Pour l’heure, le gouvernement refuse toujours l’idée d’un
droit de veto, qui paralyserait, selon lui, le fonctionnement
de l’exécutif. Dans ce contexte, les médiations en cours,
aussi méritoires soient-elles, ne constituent pas encore une
base suffisante pour parler de règlement de la crise.
La complexité
de la situation reflète celle de l’échiquier libanais. C’est
un système qui se veut autant confessionnel et communautaire
que démocratique. Un Etat des citoyens et des confessions en
même temps. Une formule qui a souvent marché et qui, d’autres
fois, a mené à la catastrophe. Aujourd’hui, et dans un
contexte régional dangereux, ne peut-on pas craindre une
tendance de fait vers la division ?
La tentation
serait forte chez les Américains, empêtrés en Iraq, de vouloir
imposer une formule proche de l’Etat fédéral. Ainsi, les
experts américains qui avaient parlé d’une « libanisation de
l’Iraq » évoquent maintenant une « iraqisation du Liban ».
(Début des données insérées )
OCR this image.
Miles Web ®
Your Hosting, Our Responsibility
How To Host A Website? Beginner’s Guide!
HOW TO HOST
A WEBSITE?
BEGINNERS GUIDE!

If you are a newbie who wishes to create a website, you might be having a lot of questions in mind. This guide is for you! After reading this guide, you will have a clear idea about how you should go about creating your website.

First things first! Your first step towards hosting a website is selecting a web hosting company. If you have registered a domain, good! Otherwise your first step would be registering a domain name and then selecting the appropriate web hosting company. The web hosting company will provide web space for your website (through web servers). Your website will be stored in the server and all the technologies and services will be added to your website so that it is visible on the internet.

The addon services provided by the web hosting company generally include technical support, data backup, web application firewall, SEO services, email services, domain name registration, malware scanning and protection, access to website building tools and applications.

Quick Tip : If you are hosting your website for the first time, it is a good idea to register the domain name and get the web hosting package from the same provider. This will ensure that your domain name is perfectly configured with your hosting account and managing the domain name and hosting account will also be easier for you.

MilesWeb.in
C’est blanc bonnet et bonnet blanc. Une idée qui remonte au
début du XXe siècle avec comme devise : « Diviser pour régner
» et qui reste à l’origine de tous les problèmes du monde
arabe. Avec le religieux gagnant du terrain et ayant enterré
le panarabisme et souhaitant conduire vers sa dernière demeure
l’idée d’un Etat des citoyens, les difficultés sont évidentes.
En fin de
compte c’est peut-être la realpolitik qui pourrait s’imposer.
C’est-à-dire que toutes les parties reviennent à la table des
négociations, comme unique solution pour regrouper cette
palette de communautés et de religions dans l’intérêt d’un
Liban qui, somme toute, ne gagnera rien à être morcelé.